MoonPies are produced by Tennessee’s Chattanooga Bakery, which joins the Retirement Systems of Alabama, Austal USA and the city of Mobile as sponsors for the 2015 celebration.
“All eyes will be on Mobile this New Year’s Eve,” Richardson said. “The city of Mobile is proud to once again be a major sponsor of the New Year’s celebration, with both locals and visitors alike filling the streets of Mobile and the hotel rooms.”
Mobile Mayor Sandy Stimpson and Richardson are slated to make the first cut into the world’s largest, edible MoonPie, baked by Chattanooga Bakery, to kick off the festivities. Attendees are encouraged to decorate umbrellas to march in the second-line parade led by the historic Excelsior Band down to the main stage.
A 2015 bonus for pigskin fans afraid of missing the College Football Playoff games will be widescreens on the main stage.
The main event will feature R&B divas En Vogue.
“We are proud, on behalf of our 4,000 local employees at Austal, to again sponsor the main stage and bring great talent such as En Vogue to Mobile to celebrate the New Year,” Austal spokesman Craig Savage said.
The evening will end with a laser light show and fireworks.

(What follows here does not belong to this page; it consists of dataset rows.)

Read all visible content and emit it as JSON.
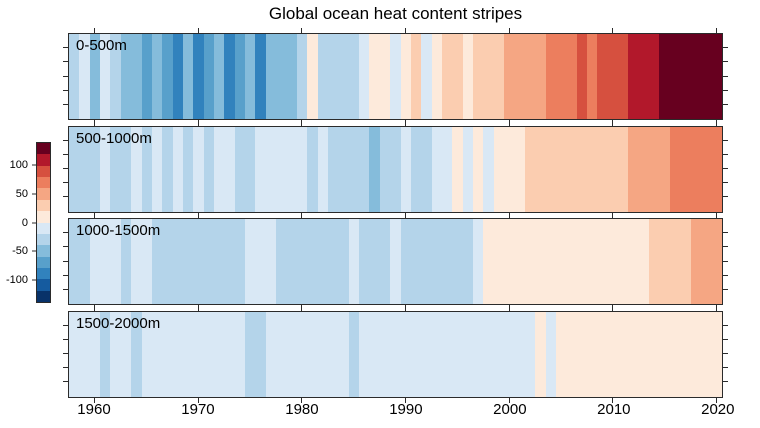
{
  "figure": {
    "title": "Global ocean heat content stripes",
    "background_color": "#ffffff",
    "axis_color": "#2b2b2b",
    "text_color": "#000000"
  },
  "chart_data": {
    "type": "heatmap",
    "title": "Global ocean heat content stripes",
    "layout": "4 stacked stripe panels by ocean depth, shared year axis, diverging red-blue colorbar at left",
    "x_axis": {
      "min": 1957.5,
      "max": 2020.5,
      "tick_years": [
        1960,
        1970,
        1980,
        1990,
        2000,
        2010,
        2020
      ],
      "tick_labels": [
        "1960",
        "1970",
        "1980",
        "1990",
        "2000",
        "2010",
        "2020"
      ]
    },
    "years": [
      1958,
      1959,
      1960,
      1961,
      1962,
      1963,
      1964,
      1965,
      1966,
      1967,
      1968,
      1969,
      1970,
      1971,
      1972,
      1973,
      1974,
      1975,
      1976,
      1977,
      1978,
      1979,
      1980,
      1981,
      1982,
      1983,
      1984,
      1985,
      1986,
      1987,
      1988,
      1989,
      1990,
      1991,
      1992,
      1993,
      1994,
      1995,
      1996,
      1997,
      1998,
      1999,
      2000,
      2001,
      2002,
      2003,
      2004,
      2005,
      2006,
      2007,
      2008,
      2009,
      2010,
      2011,
      2012,
      2013,
      2014,
      2015,
      2016,
      2017,
      2018,
      2019,
      2020
    ],
    "colorbar": {
      "orientation": "vertical",
      "min": -140,
      "max": 140,
      "step": 20,
      "tick_values": [
        100,
        50,
        0,
        -50,
        -100
      ],
      "tick_labels": [
        "100",
        "50",
        "0",
        "-50",
        "-100"
      ],
      "colors_low_to_high": [
        "#083269",
        "#155b9f",
        "#3182bd",
        "#58a0cb",
        "#85bcdb",
        "#b4d4ea",
        "#d9e8f5",
        "#fdeadb",
        "#fbcdb0",
        "#f5a683",
        "#ec7e5e",
        "#d6503f",
        "#b2182b",
        "#67001f"
      ]
    },
    "panels": [
      {
        "label": "0-500m",
        "values": [
          -25,
          -15,
          -45,
          -8,
          -35,
          -55,
          -45,
          -70,
          -50,
          -65,
          -90,
          -60,
          -95,
          -70,
          -55,
          -85,
          -75,
          -60,
          -90,
          -50,
          -60,
          -45,
          -30,
          12,
          -25,
          -35,
          -25,
          -30,
          -12,
          15,
          10,
          -18,
          18,
          22,
          -20,
          12,
          25,
          32,
          8,
          28,
          38,
          30,
          42,
          48,
          52,
          58,
          65,
          72,
          68,
          85,
          78,
          88,
          95,
          92,
          105,
          102,
          112,
          122,
          128,
          132,
          130,
          138,
          138
        ]
      },
      {
        "label": "500-1000m",
        "values": [
          -35,
          -25,
          -28,
          -18,
          -30,
          -22,
          -18,
          -25,
          -18,
          -22,
          -16,
          -24,
          -18,
          -32,
          -20,
          -15,
          -22,
          -26,
          -16,
          -20,
          -14,
          -20,
          -15,
          -22,
          -16,
          -26,
          -32,
          -36,
          -28,
          -45,
          -38,
          -28,
          -20,
          -26,
          -32,
          -18,
          -12,
          12,
          -16,
          10,
          -12,
          14,
          15,
          16,
          22,
          28,
          30,
          34,
          30,
          36,
          32,
          34,
          36,
          30,
          45,
          55,
          58,
          52,
          68,
          62,
          72,
          66,
          78
        ]
      },
      {
        "label": "1000-1500m",
        "values": [
          -22,
          -28,
          -18,
          -14,
          -16,
          -24,
          -14,
          -12,
          -26,
          -28,
          -24,
          -26,
          -28,
          -24,
          -26,
          -22,
          -26,
          -14,
          -12,
          -16,
          -24,
          -26,
          -22,
          -26,
          -24,
          -28,
          -22,
          -12,
          -24,
          -26,
          -22,
          -14,
          -24,
          -26,
          -28,
          -24,
          -26,
          -22,
          -24,
          -14,
          12,
          14,
          15,
          14,
          16,
          15,
          14,
          15,
          16,
          15,
          14,
          15,
          16,
          15,
          14,
          18,
          28,
          38,
          36,
          38,
          42,
          40,
          44
        ]
      },
      {
        "label": "1500-2000m",
        "values": [
          -10,
          -12,
          -18,
          -22,
          -14,
          -18,
          -22,
          -14,
          -12,
          -10,
          -12,
          -10,
          -12,
          -10,
          -12,
          -10,
          -12,
          -22,
          -22,
          -12,
          -10,
          -12,
          -10,
          -12,
          -10,
          -12,
          -16,
          -22,
          -12,
          -10,
          -12,
          -10,
          -12,
          -14,
          -12,
          -10,
          -12,
          -10,
          -12,
          -10,
          -12,
          -10,
          -12,
          -10,
          -12,
          8,
          -10,
          12,
          13,
          12,
          13,
          12,
          13,
          12,
          13,
          12,
          13,
          14,
          13,
          14,
          13,
          14,
          14
        ]
      }
    ]
  }
}
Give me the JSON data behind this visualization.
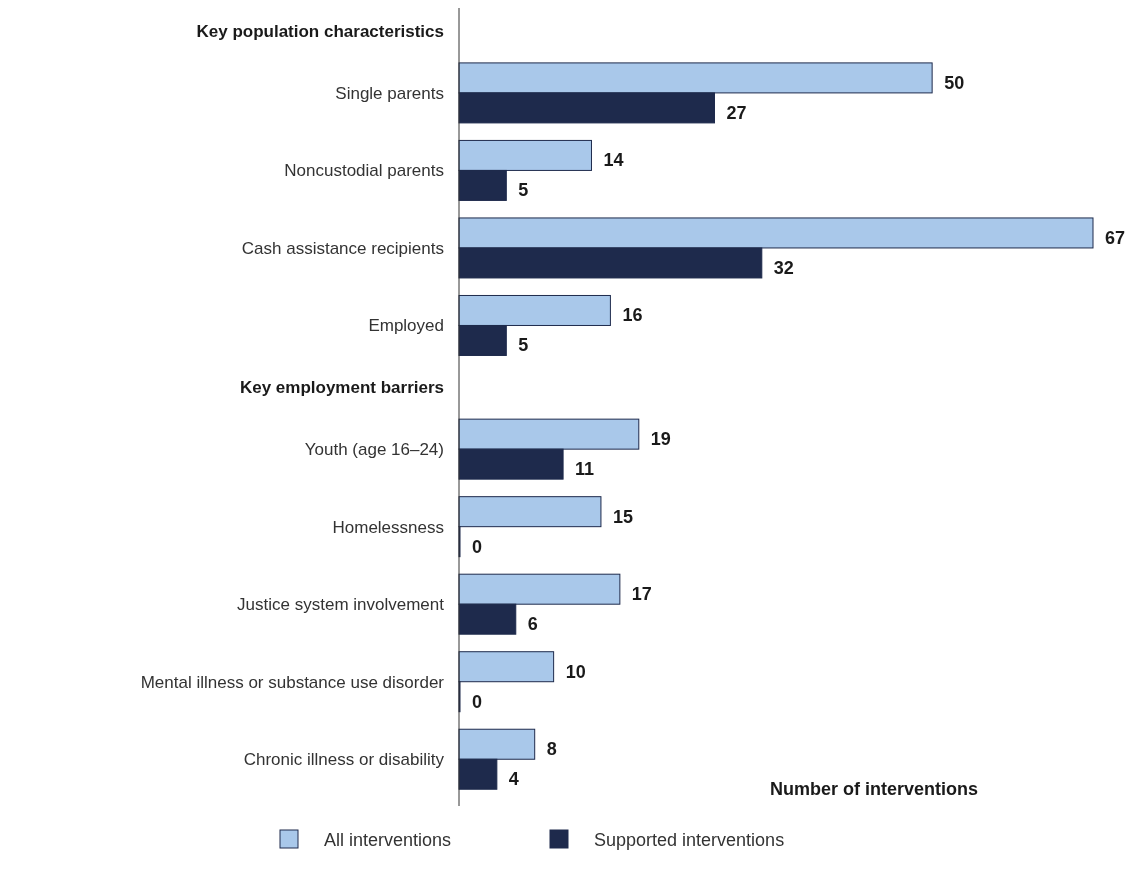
{
  "chart_data": {
    "type": "bar",
    "orientation": "horizontal",
    "xlabel": "Number of interventions",
    "categories": [
      "Key population characteristics",
      "Single parents",
      "Noncustodial parents",
      "Cash assistance recipients",
      "Employed",
      "Key employment barriers",
      "Youth (age 16–24)",
      "Homelessness",
      "Justice system involvement",
      "Mental illness or substance use disorder",
      "Chronic illness or disability"
    ],
    "series": [
      {
        "name": "All interventions",
        "color": "#a9c8ea",
        "values": [
          null,
          50,
          14,
          67,
          16,
          null,
          19,
          15,
          17,
          10,
          8
        ]
      },
      {
        "name": "Supported interventions",
        "color": "#1e2a4c",
        "values": [
          null,
          27,
          5,
          32,
          5,
          null,
          11,
          0,
          6,
          0,
          4
        ]
      }
    ],
    "data_labels": true,
    "legend": "bottom"
  }
}
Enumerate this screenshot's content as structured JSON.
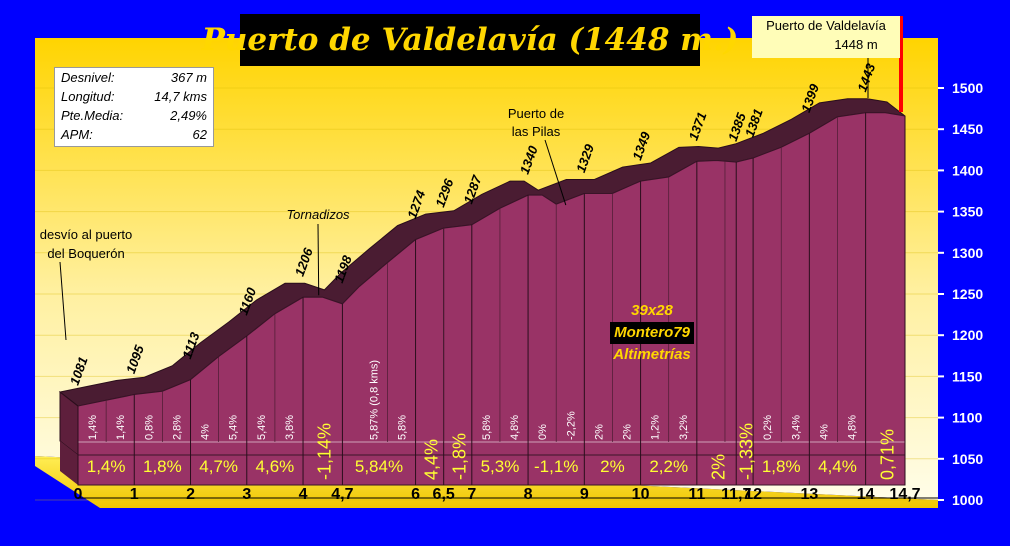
{
  "title": "Puerto de Valdelavía (1448 m.)",
  "stats": [
    {
      "label": "Desnivel:",
      "value": "367 m"
    },
    {
      "label": "Longitud:",
      "value": "14,7 kms"
    },
    {
      "label": "Pte.Media:",
      "value": "2,49%"
    },
    {
      "label": "APM:",
      "value": "62"
    }
  ],
  "summit_box": {
    "name": "Puerto de Valdelavía",
    "alt": "1448 m"
  },
  "signature": {
    "line1": "39x28",
    "line2": "Montero79",
    "line3": "Altimetrías"
  },
  "chart_data": {
    "type": "area",
    "xlabel": "",
    "ylabel": "",
    "ylim": [
      1000,
      1500
    ],
    "xlim": [
      0,
      14.7
    ],
    "yticks": [
      "1000",
      "1050",
      "1100",
      "1150",
      "1200",
      "1250",
      "1300",
      "1350",
      "1400",
      "1450",
      "1500"
    ],
    "xticks": [
      {
        "x": 0,
        "label": "0"
      },
      {
        "x": 1,
        "label": "1"
      },
      {
        "x": 2,
        "label": "2"
      },
      {
        "x": 3,
        "label": "3"
      },
      {
        "x": 4,
        "label": "4"
      },
      {
        "x": 4.7,
        "label": "4,7"
      },
      {
        "x": 6,
        "label": "6"
      },
      {
        "x": 6.5,
        "label": "6,5"
      },
      {
        "x": 7,
        "label": "7"
      },
      {
        "x": 8,
        "label": "8"
      },
      {
        "x": 9,
        "label": "9"
      },
      {
        "x": 10,
        "label": "10"
      },
      {
        "x": 11,
        "label": "11"
      },
      {
        "x": 11.7,
        "label": "11,7"
      },
      {
        "x": 12,
        "label": "12"
      },
      {
        "x": 13,
        "label": "13"
      },
      {
        "x": 14,
        "label": "14"
      },
      {
        "x": 14.7,
        "label": "14,7"
      }
    ],
    "profile_x": [
      0,
      0.5,
      1,
      1.5,
      2,
      2.5,
      3,
      3.5,
      4,
      4.35,
      4.7,
      5,
      5.5,
      6,
      6.5,
      7,
      7.5,
      8,
      8.25,
      8.5,
      9,
      9.5,
      10,
      10.5,
      11,
      11.35,
      11.7,
      12,
      12.5,
      13,
      13.5,
      14,
      14.35,
      14.7
    ],
    "profile_y": [
      1114,
      1121,
      1128,
      1132,
      1146,
      1174,
      1199,
      1226,
      1246,
      1246,
      1238,
      1259,
      1288,
      1316,
      1330,
      1334,
      1354,
      1370,
      1370,
      1359,
      1372,
      1372,
      1387,
      1392,
      1411,
      1412,
      1410,
      1415,
      1428,
      1445,
      1465,
      1470,
      1470,
      1466
    ],
    "altitude_labels": [
      {
        "x": 0,
        "label": "1081"
      },
      {
        "x": 1,
        "label": "1095"
      },
      {
        "x": 2,
        "label": "1113"
      },
      {
        "x": 3,
        "label": "1160"
      },
      {
        "x": 4,
        "label": "1206"
      },
      {
        "x": 4.7,
        "label": "1198"
      },
      {
        "x": 6,
        "label": "1274"
      },
      {
        "x": 6.5,
        "label": "1296"
      },
      {
        "x": 7,
        "label": "1287"
      },
      {
        "x": 8,
        "label": "1340"
      },
      {
        "x": 9,
        "label": "1329"
      },
      {
        "x": 10,
        "label": "1349"
      },
      {
        "x": 11,
        "label": "1371"
      },
      {
        "x": 11.7,
        "label": "1385"
      },
      {
        "x": 12,
        "label": "1381"
      },
      {
        "x": 13,
        "label": "1399"
      },
      {
        "x": 14,
        "label": "1443"
      }
    ],
    "half_km_gradients": [
      {
        "x": 0.25,
        "label": "1,4%"
      },
      {
        "x": 0.75,
        "label": "1,4%"
      },
      {
        "x": 1.25,
        "label": "0,8%"
      },
      {
        "x": 1.75,
        "label": "2,8%"
      },
      {
        "x": 2.25,
        "label": "4%"
      },
      {
        "x": 2.75,
        "label": "5,4%"
      },
      {
        "x": 3.25,
        "label": "5,4%"
      },
      {
        "x": 3.75,
        "label": "3,8%"
      },
      {
        "x": 5.25,
        "label": "5,87% (0,8 kms)"
      },
      {
        "x": 5.75,
        "label": "5,8%"
      },
      {
        "x": 7.25,
        "label": "5,8%"
      },
      {
        "x": 7.75,
        "label": "4,8%"
      },
      {
        "x": 8.25,
        "label": "0%"
      },
      {
        "x": 8.75,
        "label": "-2,2%"
      },
      {
        "x": 9.25,
        "label": "2%"
      },
      {
        "x": 9.75,
        "label": "2%"
      },
      {
        "x": 10.25,
        "label": "1,2%"
      },
      {
        "x": 10.75,
        "label": "3,2%"
      },
      {
        "x": 12.25,
        "label": "0,2%"
      },
      {
        "x": 12.75,
        "label": "3,4%"
      },
      {
        "x": 13.25,
        "label": "4%"
      },
      {
        "x": 13.75,
        "label": "4,8%"
      }
    ],
    "segment_gradients": [
      {
        "x": 0.5,
        "label": "1,4%",
        "vertical": false
      },
      {
        "x": 1.5,
        "label": "1,8%",
        "vertical": false
      },
      {
        "x": 2.5,
        "label": "4,7%",
        "vertical": false
      },
      {
        "x": 3.5,
        "label": "4,6%",
        "vertical": false
      },
      {
        "x": 4.35,
        "label": "-1,14%",
        "vertical": true
      },
      {
        "x": 5.35,
        "label": "5,84%",
        "vertical": false
      },
      {
        "x": 6.25,
        "label": "4,4%",
        "vertical": true
      },
      {
        "x": 6.75,
        "label": "-1,8%",
        "vertical": true
      },
      {
        "x": 7.5,
        "label": "5,3%",
        "vertical": false
      },
      {
        "x": 8.5,
        "label": "-1,1%",
        "vertical": false
      },
      {
        "x": 9.5,
        "label": "2%",
        "vertical": false
      },
      {
        "x": 10.5,
        "label": "2,2%",
        "vertical": false
      },
      {
        "x": 11.35,
        "label": "2%",
        "vertical": true
      },
      {
        "x": 11.85,
        "label": "-1,33%",
        "vertical": true
      },
      {
        "x": 12.5,
        "label": "1,8%",
        "vertical": false
      },
      {
        "x": 13.5,
        "label": "4,4%",
        "vertical": false
      },
      {
        "x": 14.35,
        "label": "0,71%",
        "vertical": true
      }
    ],
    "annotations": [
      {
        "label": "desvío al puerto",
        "label2": "del Boquerón",
        "x": 0
      },
      {
        "label": "Tornadizos",
        "label2": "",
        "x": 4.35
      },
      {
        "label": "Puerto de",
        "label2": "las Pilas",
        "x": 8.6
      },
      {
        "label": "",
        "label2": "",
        "x": 14.7
      }
    ],
    "colors": {
      "background": "#0000ff",
      "panel_top": "#ffd700",
      "panel_bottom": "#fffde0",
      "profile_fill": "#993366",
      "profile_top": "#4a1c32",
      "label_yellow": "#ffff33",
      "summit_line": "#ff0000"
    }
  }
}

Although exact economic impact figures are unavailable, Event Mobile Inc. President Carol Hunter reported to the Mobile City Council in January that the 2014 celebration attracted as many as 50,000 revelers near the main stage and another 10,000 patrons to nearby businesses, with downtown hotels reporting between 90 percent and 100 percent occupancy.
“Downtown Mobile is going to be the place to be this New Year’s Eve … and we expect the streets to be filled again,” Hunter said.
To learn more about Coastal Living’s contenders courtesy of Visit Mobile click here or here, and to cast your vote for MoonPie Over Mobile as the best New Year’s Eve celebration on the coast, click here.
Why a MoonPie?
Mobile is the home of the first Mardi Gras celebration in the United States, and the MoonPie is the favored “throw” of the hundreds of Mardi Gras maskers riding the floats during the extensive Mardi Gras parade season.
- MoonPies were first thrown from Mardi Gras floats in 1952.
- Today, Mobile consumes more than 4 million MoonPies annually, and has adopted the delicious treat as an informal emblem.
For the MoonPie Over Mobile celebration, this southern city has teamed up with Chattanooga Bakery, the maker of the iconic MoonPie marshmallow sandwich, to create a giant edible MoonPie at the Renaissance Mobile Riverview Plaza as the featured attraction for its New Year’s Eve celebration.